Like in any established democracy, German elections are exercises in traditions and rituals. One party wins, another loses, and politicians trot out the same old chestnuts for some quick TV sound bites just after the first exit polls are released.
In Germany’s multi-party system there’s also the coloured-bar-graph waiting game, as the main public broadcaster ARD shows just how many seats the country’s four or five of main parties have garnered in parliament or a state legislature. Which bar will come first? The black of Chancellor Angela Merkel’s conservatives or the red of the Social Democrats? Did the red bar shrink and the black one grow? Where are the Greens and what about the garish yellow of the pro-market Free Democrats?
Sunday evening was no different during a state election in Bavaria that is widely being heralded as both “historic” and a “watershed” in one of Europe’s wealthiest regions.
However, if you don’t happen to be a dork with an unnatural interest in German politics like myself, you might have been confused seeing Bavaria’s conservatives, the Christian Social Union (CSU), winning the election handily – yet acting like losers.
“This is a painful and difficult day for the CSU,” party leader Erwin Huber said, referring to the worst election result since 1954.

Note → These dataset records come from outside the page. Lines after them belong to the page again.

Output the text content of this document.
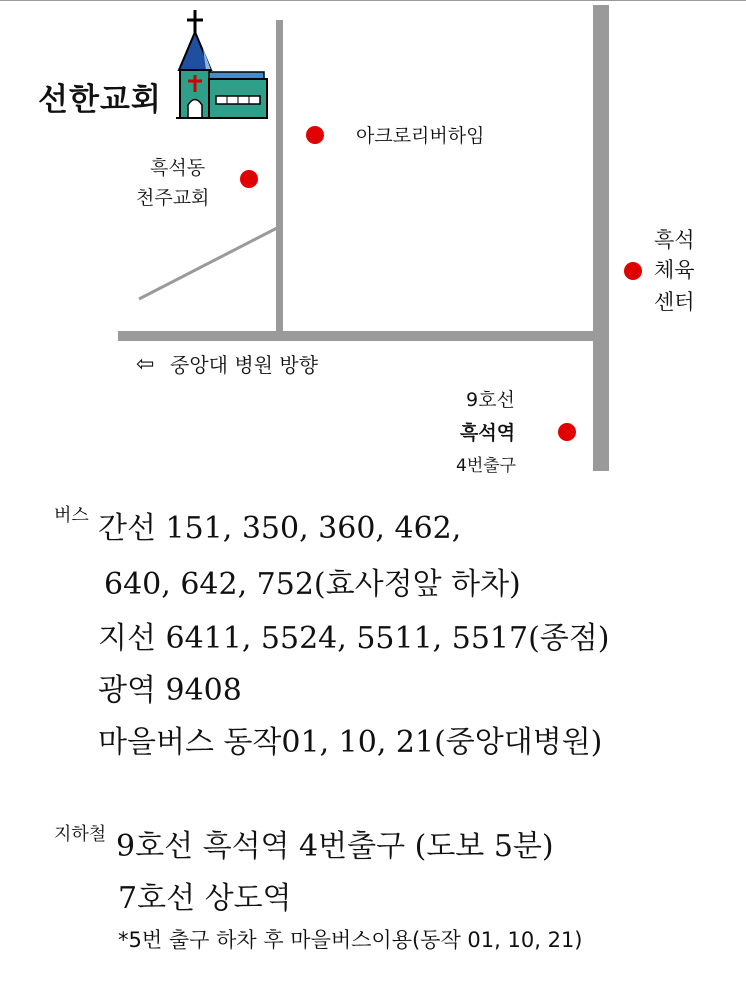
선한교회
아크로리버하임
흑석동
천주교회
흑석
체육
센터
⇦ 중앙대 병원 방향
9호선
흑석역
4번출구
버스 간선 151, 350, 360, 462,
640, 642, 752(효사정앞 하차)
지선 6411, 5524, 5511, 5517(종점)
광역 9408
마을버스 동작01, 10, 21(중앙대병원)
지하철 9호선 흑석역 4번출구 (도보 5분)
7호선 상도역
*5번 출구 하차 후 마을버스이용(동작 01, 10, 21)
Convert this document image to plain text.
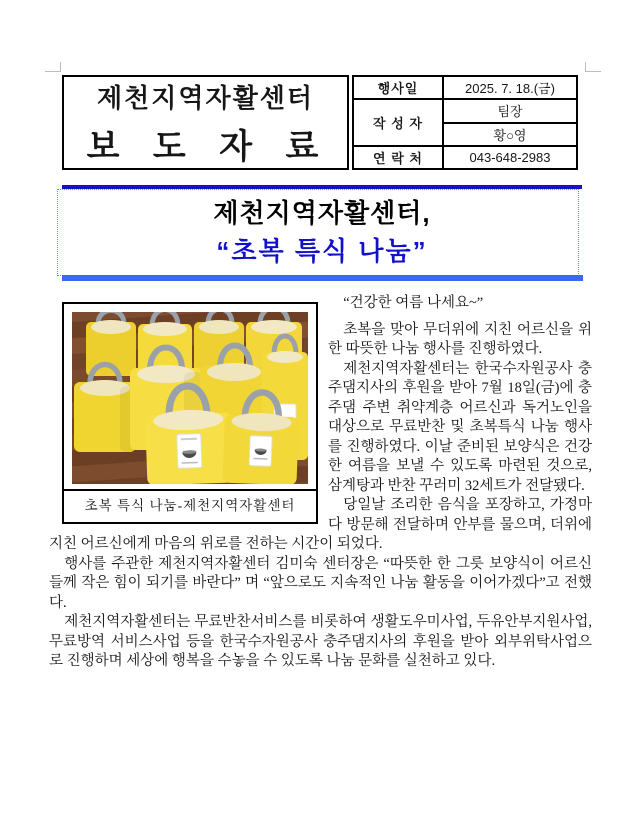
제천지역자활센터
보 도 자 료
행사일	2025. 7. 18.(금)
작 성 자	팀장
	황○영
연 락 처	043-648-2983
제천지역자활센터,
“초복 특식 나눔”
초복 특식 나눔-제천지역자활센터

“건강한 여름 나세요~”

초복을 맞아 무더위에 지친 어르신을 위한 따뜻한 나눔 행사를 진행하였다.

제천지역자활센터는 한국수자원공사 충주댐지사의 후원을 받아 7월 18일(금)에 충주댐 주변 취약계층 어르신과 독거노인을 대상으로 무료반찬 및 초복특식 나눔 행사를 진행하였다. 이날 준비된 보양식은 건강한 여름을 보낼 수 있도록 마련된 것으로, 삼계탕과 반찬 꾸러미 32세트가 전달됐다.

당일날 조리한 음식을 포장하고, 가정마다 방문해 전달하며 안부를 물으며, 더위에 지친 어르신에게 마음의 위로를 전하는 시간이 되었다.

행사를 주관한 제천지역자활센터 김미숙 센터장은 “따뜻한 한 그릇 보양식이 어르신들께 작은 힘이 되기를 바란다” 며 “앞으로도 지속적인 나눔 활동을 이어가겠다”고 전했다.

제천지역자활센터는 무료반찬서비스를 비롯하여 생활도우미사업, 두유안부지원사업, 무료방역 서비스사업 등을 한국수자원공사 충주댐지사의 후원을 받아 외부위탁사업으로 진행하며 세상에 행복을 수놓을 수 있도록 나눔 문화를 실천하고 있다.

Huh? With 43.4 percent didn’t CSU pull more than double the share of the vote of their closest political rivals the centre-left Social Democrats? Aren’t the conservatives almost certain to continue governing the state as they have throughout the post-war era?
Yes, but the rather spoiled CSU – a peculiar regional manifestation of Merkel’s Christian Democratic Union (CDU) – has become so accustomed to having crushing absolute majorities in Bavaria that the party is treating the idea of forming a coalition government like some sort of political Armageddon. This is all the more remarkable because two-party coalitions are generally the rule in German politics due to the country’s system of proportional representation.
In any other democracy – on the state or federal level – it would be highly problematic for one party to have held onto power for as long as the CSU has. The only other example that readily springs to mind is Japan’s LDP, which has led the country with only short interruptions since World War II.
To be sure, Bavaria has prospered on the CSU’s half-century watch. Once an agricultural backwater, the state has become one of Germany’s richest and is now home to many of the country’s biggest companies. The party has also successfully played itself up to be the proud keeper of the Bavarian heritage that supposedly makes the state so distinct from the rest of Germany.
For Americans visitors, I often describe Bavaria as mixture of Texas and Alabama dressed up in lederhosen. The Free State of Bavaria likes to tout its history as a sovereign kingdom as much as the Lone Star state talks up its time as an independent republic. But Germany’s deep south also has a similar strain of cultural conservatism found in places like Alabama.
And voters have rewarded the CSU’s combination of forward-looking economic success and tribute to Bavarian tradition with their loyalty for decades. But now Bavarian exceptionalism appears to be coming to an end.
Just like in the rest of Germany, the large political parties are shedding supporters in favour of smaller niche outfits like the Greens, the pro-market Liberals, and hard-line socialist Left party.
A survey was recently published showing that Germans overwhelmingly supported the idea of democracy, but are rather disgruntled with its the day to day application. And that means they are looking for political solutions outside of the mainstream parties like the centre-right CDU/CSU and centre-left Social Democratic Party (SPD).
Certainly, the flip side of CSU winning while acting like losers was the SPD’s worst Bavarian election result ever – taking a paltry 18.6 percent of the vote – yet the party members reacted as if they’d just won the election. I hate to break it to Franz Maget, the SPD’s Bavarian boss, but he is not likely to become state premier anytime soon.
The bruised and battered CSU will continue to govern Bavaria – most likely with the FDP as its junior coalition partner – and both the state and the conservatives will be the better for it. Shedding a whopping 17 percent of the vote from the last election is bound to shake up the CSU’s calcified party leadership and make it more responsive to the interests of the people it has so long represented.
That’s good for Bavarian democracy and ultimately beneficial to the longevity of a party that can no longer take its permanent grip on power in Munich for granted.